Inner radius circular well = \(\frac{3.5}{2}\) m

and height of circular well = 10 m.

Now, we know that,

Curved surface area of well = 2πrh

= \(2 \times \frac{22}{7} \times \frac{3.5}{2} \times 10\)

= 110 m^{2}

So, inner curved surface area of well = 110 m^{2}

(ii) Rate of plastering = Rs. 40 per m^{2}

Total cost of plastering its curved surface area = 110 × 40 = Rs. 4400

Question 8.

In a hot water heating system, there is a cylindrical pipe of length 28m and diameter 5 cm. Find the total radiating surface in the system.

Solution:

We have given that

Length of the cylindrical pipe (h) = 28m

and diameter of its base = 5 cm = 0.05 m

Radius of its base = \(\frac{.05}{2}\) m

∴ Curved surface area of cylindrical pipe = 2πrh

= \(2 \times \frac{22}{7} \times \frac{.05}{2} \times 28\)

= 4.4 m^{2}

Question 9.

Find

(i) The lateral or curved surface area of a cylindrical petrol Storage tank that is 4.2 m in diameter and 1.5 m high.

(ii) How much steel was actually used if \(\frac{1}{12}\) of the steel actually used was wasted in making the closed tank.

Solution:

(i) We have given that,

Height of cylindrical tank = 4.5 m

Diameter of cylindrical tank = 4.2 m

Radius of cylindrical tank = 2.1 m

So, Curved surface area of tank = 2πrh

= 2 × \(\frac{22}{7}\) × 4.5 × 21

= 59.4 m^{2}

(ii) Let the actual area of steel used be x m^{2}.

Since \(\frac{1}{12}\) of the actual steel used was wasted = \(\frac{1}{12}\) of x = \(\frac{x}{12}\)

∴ Area of steel which has gone into the tank = x – \(\frac{x}{12}\) = \(\frac{11x}{12}\)

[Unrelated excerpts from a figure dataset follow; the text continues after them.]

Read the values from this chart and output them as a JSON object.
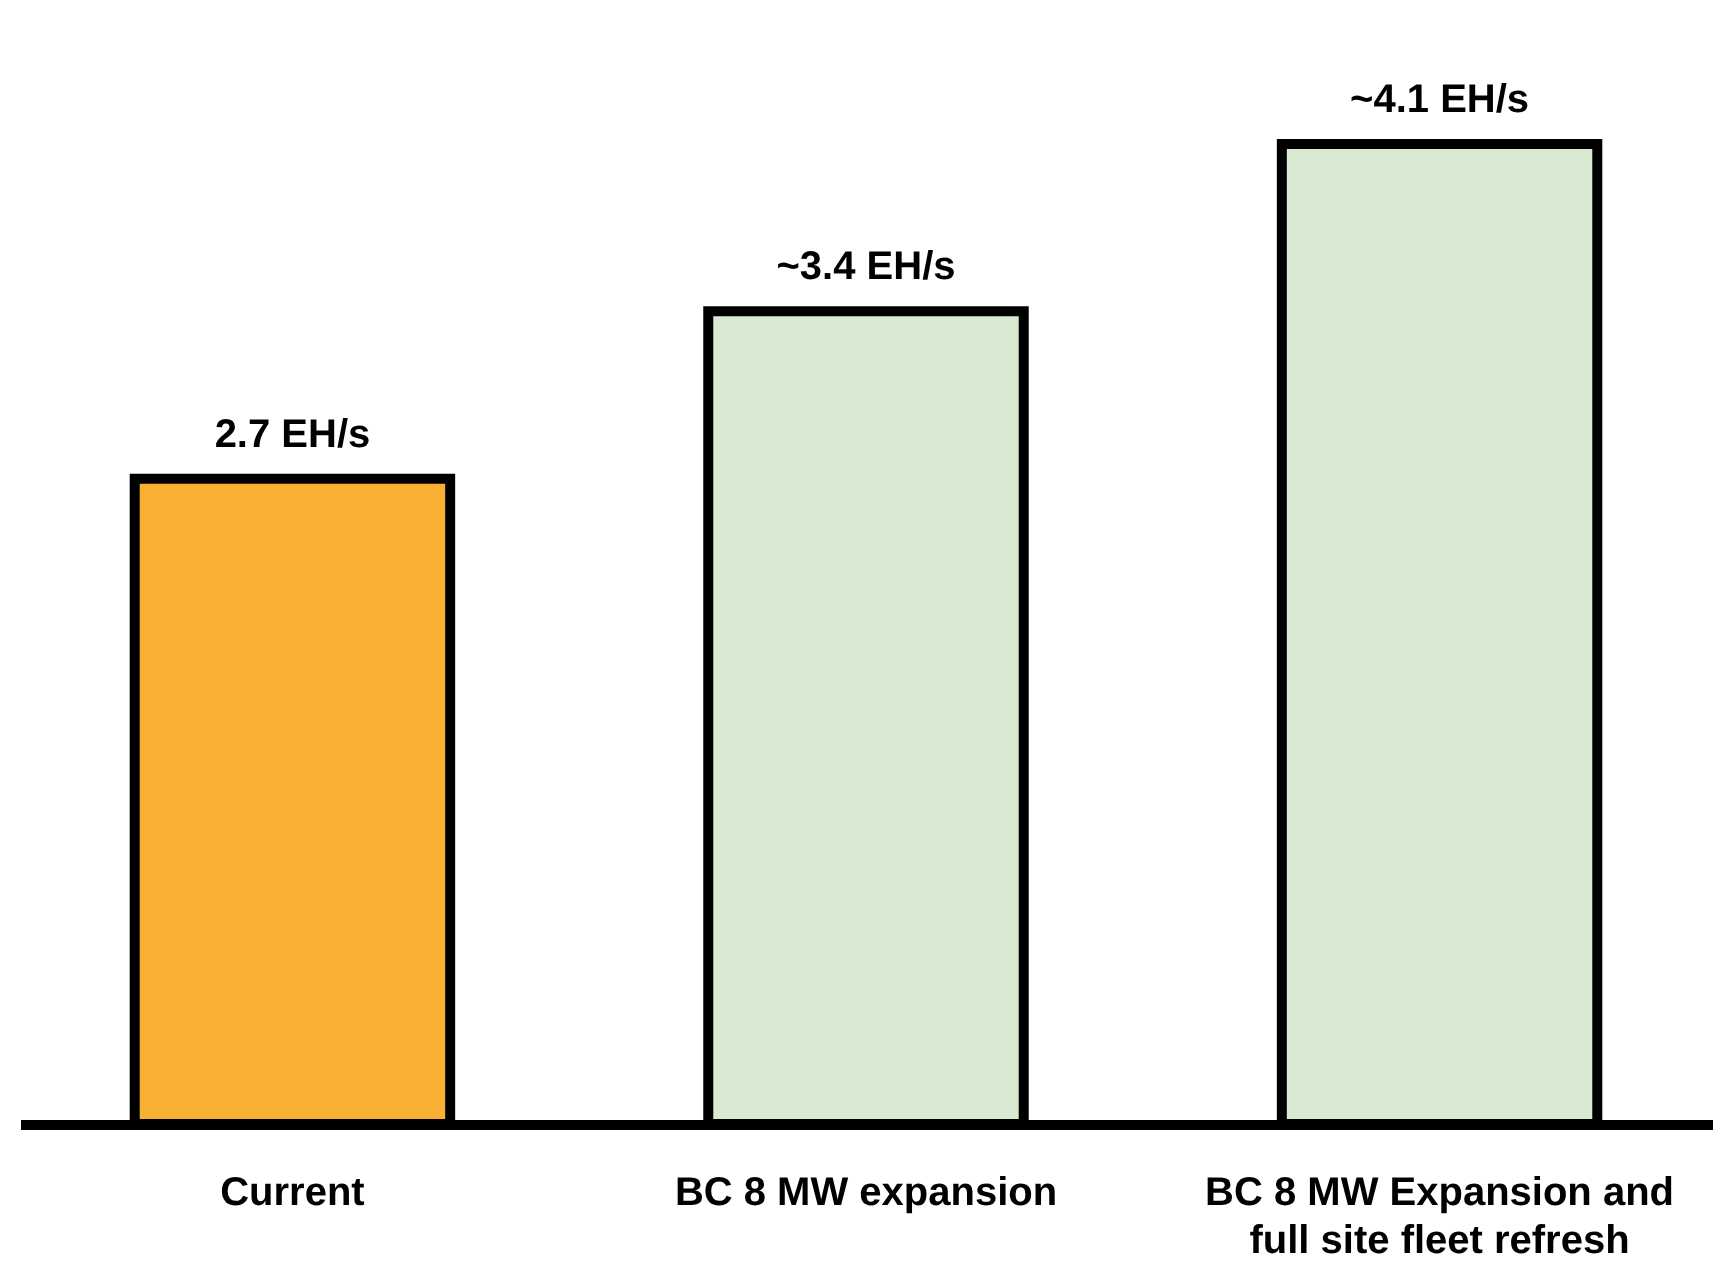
{
  "chart_data": {
    "type": "bar",
    "categories": [
      "Current",
      "BC 8 MW expansion",
      "BC 8 MW Expansion and full site fleet refresh"
    ],
    "values": [
      2.7,
      3.4,
      4.1
    ],
    "colors": [
      "#f7b032",
      "#d9ead3",
      "#d9ead3"
    ],
    "value_labels": [
      "2.7 EH/s",
      "~3.4 EH/s",
      "~4.1 EH/s"
    ],
    "tick_labels": "x"
  }
}
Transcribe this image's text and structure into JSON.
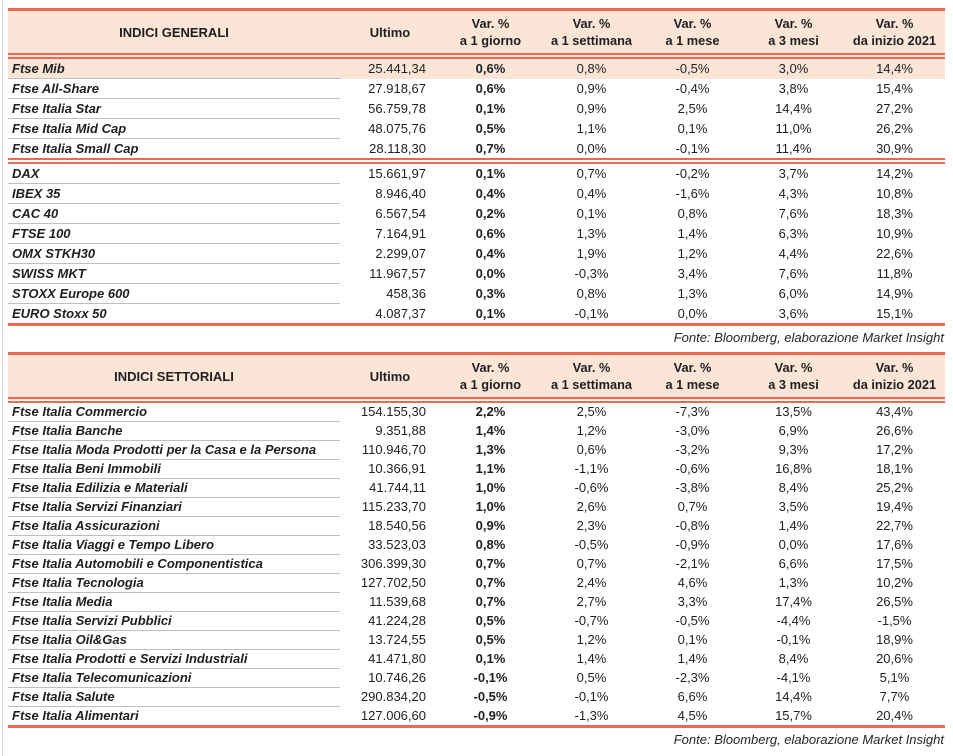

Total surface area of tank = 2πr(r + h)

= 2 × \(\frac{22}{7}\) × 2.1(2.1 + 4.5)

= 87.12 m^{2}

The actual area of steel used be

\(\frac{11x}{12}\) = 87.12

⇒ x = \(\frac{87.12 \times 12}{11}\)

⇒ x = 95.04 m^{2}

Hence, total steel was used in tank = 95.04 m^{2}

Question 10.

In Fig. 13.12, you see the frame of a lampshade. It is to be covered with a decorative cloth. The frame has a base diameter of 20 cm and a height of 30 cm. A margin of 2.5 cm is to be given for folding it over the top and button of the frame. Find how much cloth is required for covering the lampshade.

Solution:

We have given that

Diameter of lampshade = 20 cm

Radius of lampshade = 10 cm

and height of lampshade = 30 + 2.5 + 2.45 = 35 cm

Therefore, Curved surface area of cylindrical lampshade = 2πrh

= 2 × \(\frac{22}{7}\) × 10 × 35

= 2200 cm^{2}

Therefore, the cloth is required for covering the lampshade is 2200 cm^{2}.

Question 11.

The students of a Vidyalaya were asked to participate in a competition for making and decorating penholders in the shape of a cylinder with a base, using cardboard. Each penholder was to be of radius 3 cm and height 10.5 cm. The Vidyalaya was to supply the competitors with cardboard. If there were 35 competitors, how much cardboard was required to be bought for the competition?

Solution:

Total surface area of one penholder is 2πrh + πr^{2}

= 2 × \(\frac{22}{7}\) × 3 × 10.5 + \(\frac{22}{7}\) × 3 × 3

= 198 + 28.28

= 226.28 cm^{2}

∴ Total cardboard is used to making one penholder is 226.28 cm^{2}

Therefore, total cardboard is used to making 35 penholders is = 226.28 × 35 = 7919.8 cm^{2}.